Łukasz Żelechowski Z pewnością nie będzie to łatwe zadanie. - Tak wysoka góra jest wyzwaniem dla każdego wędrowca, który chce ją zdobyć. Wysokość 7000 m n.p.m to granica krytyczna, gdzie powinno się oddychać poprzez aparat tlenowy, ale jest taka niepisana zasada, że szczyty zdobywa się o własnych płucach - dodaje Łukasz.

Dla Piotra, któremu usunięto płuco, będzie to równie trudna wyprawa, co dla niewidomego Łukasza.  

- W moim przypadku każdy oddech muszę podzielić przez dwa.
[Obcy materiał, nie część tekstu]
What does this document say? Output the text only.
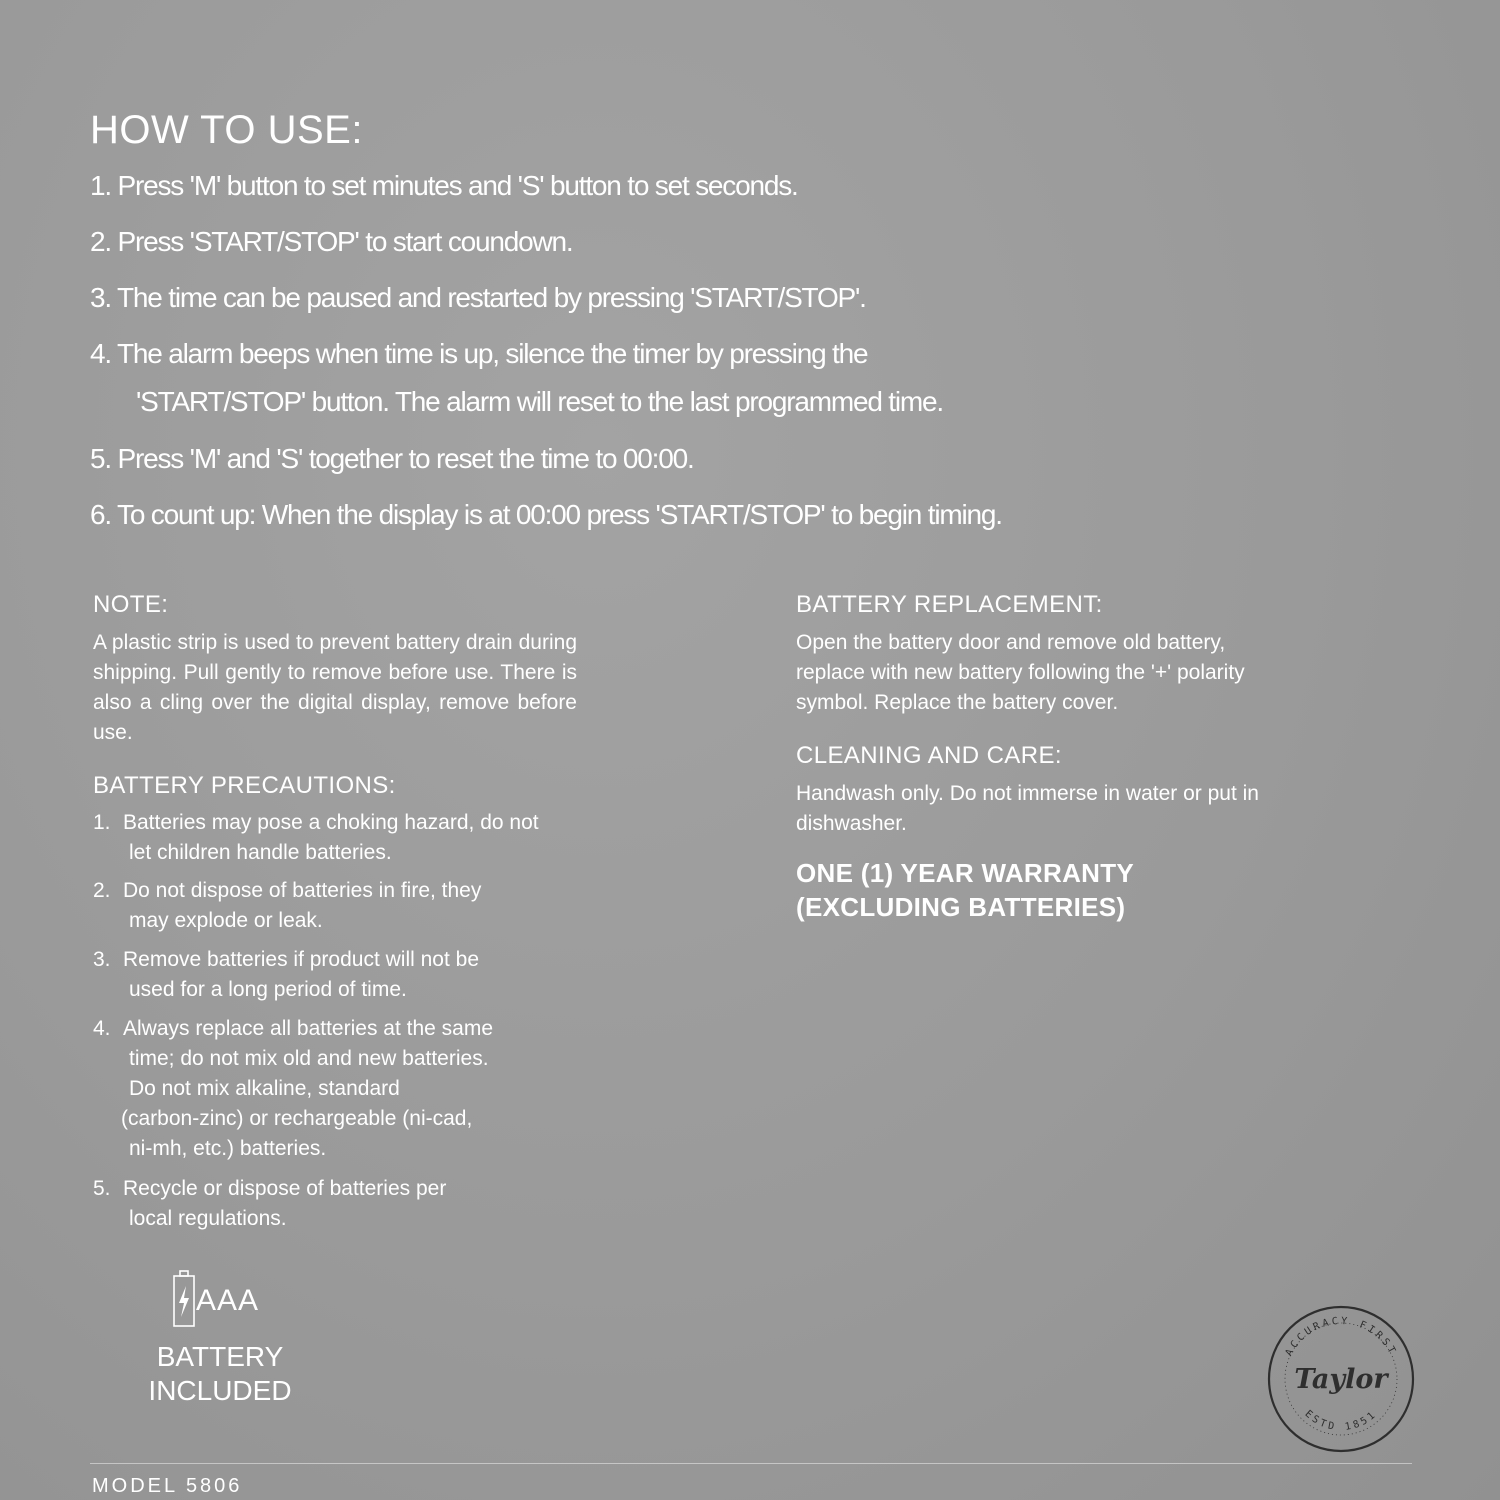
HOW TO USE:
1. Press 'M' button to set minutes and 'S' button to set seconds.
2. Press 'START/STOP' to start coundown.
3. The time can be paused and restarted by pressing 'START/STOP'.
4. The alarm beeps when time is up, silence the timer by pressing the
'START/STOP' button. The alarm will reset to the last programmed time.
5. Press 'M' and 'S' together to reset the time to 00:00.
6. To count up: When the display is at 00:00 press 'START/STOP' to begin timing.
NOTE:

A plastic strip is used to prevent battery drain during shipping. Pull gently to remove before use. There is also a cling over the digital display, remove before use.

BATTERY PRECAUTIONS:
1. Batteries may pose a choking hazard, do not
let children handle batteries.
2. Do not dispose of batteries in fire, they
may explode or leak.
3. Remove batteries if product will not be
used for a long period of time.
4. Always replace all batteries at the same
time; do not mix old and new batteries.
Do not mix alkaline, standard
(carbon-zinc) or rechargeable (ni-cad,
ni-mh, etc.) batteries.
5. Recycle or dispose of batteries per
local regulations.
BATTERY REPLACEMENT:

Open the battery door and remove old battery, replace with new battery following the '+' polarity symbol. Replace the battery cover.

CLEANING AND CARE:

Handwash only. Do not immerse in water or put in dishwasher.

ONE (1) YEAR WARRANTY
(EXCLUDING BATTERIES)
AAA
BATTERY
INCLUDED
ACCURACY FIRST
Taylor
ESTD 1851
MODEL 5806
Skrajne niedotlenienie, waga plecaków i sprzętu, niskie temperatury powodują, że towarzyszy mi kaszel, mam utrudniony oddech i każdy krok w drodze na szczyt okupiony jest wielkim wysiłkiem. W czasie wyprawy na Elbrus miałem wysokościowe halucynacje, grudki śniegu przybierały kształty małych zwierzątek… Ale wchodziłem bez butli z tlenem i to było dla mnie najważniejsze, powód do dumy i satysfakcji - wspomina.

Podróżnicy dodają, że mają dystans do swoich dysfunkcji zdrowotnych, potrafią z nich nawet żartować.  

- Powtarzamy często, że wyprawa z Łukaszem musi się udać, bo on po prostu nie widzi problemów - śmieje się Pogon.

Skąd w nich taka determinacja i siła?  

- Chcielibyśmy by wszyscy, którzy nie mają tyle szczęścia co my, tyle sił, by pomyśleli, że może warto zdobyć taką swoją malutką Aconcaguę - tłumaczą.

Aby wysłuchać całej opowieści Piotra Pogona i Łukasza Żelechowskiego przed wyprawą na Aconcaguę, wystarczy kliknąć ikonę dźwięku w boksie "Posłuchaj" w ramce po prawej stronie.  

Zapraszamy także do obejrzenia galerii zdjęć z wyprawy na Elbrus w 2009 roku.

Aconcagua, liczący 6962 m n.p.m szczyt Andów jest wliczany do "Korony Ziemi".

Łukaszowi i Piotrowi towarzyszą Arkadiusz Mytko, podróżnik ekstremalny i Bogdan Bednarz, ratownik beskidzkiej grupy GOPR, specjalista technik linowych, opiekun górski osób niepełnosprawnych.

Sponsorem wyprawy jest koncern farmaceutyczny Gedeon Richter.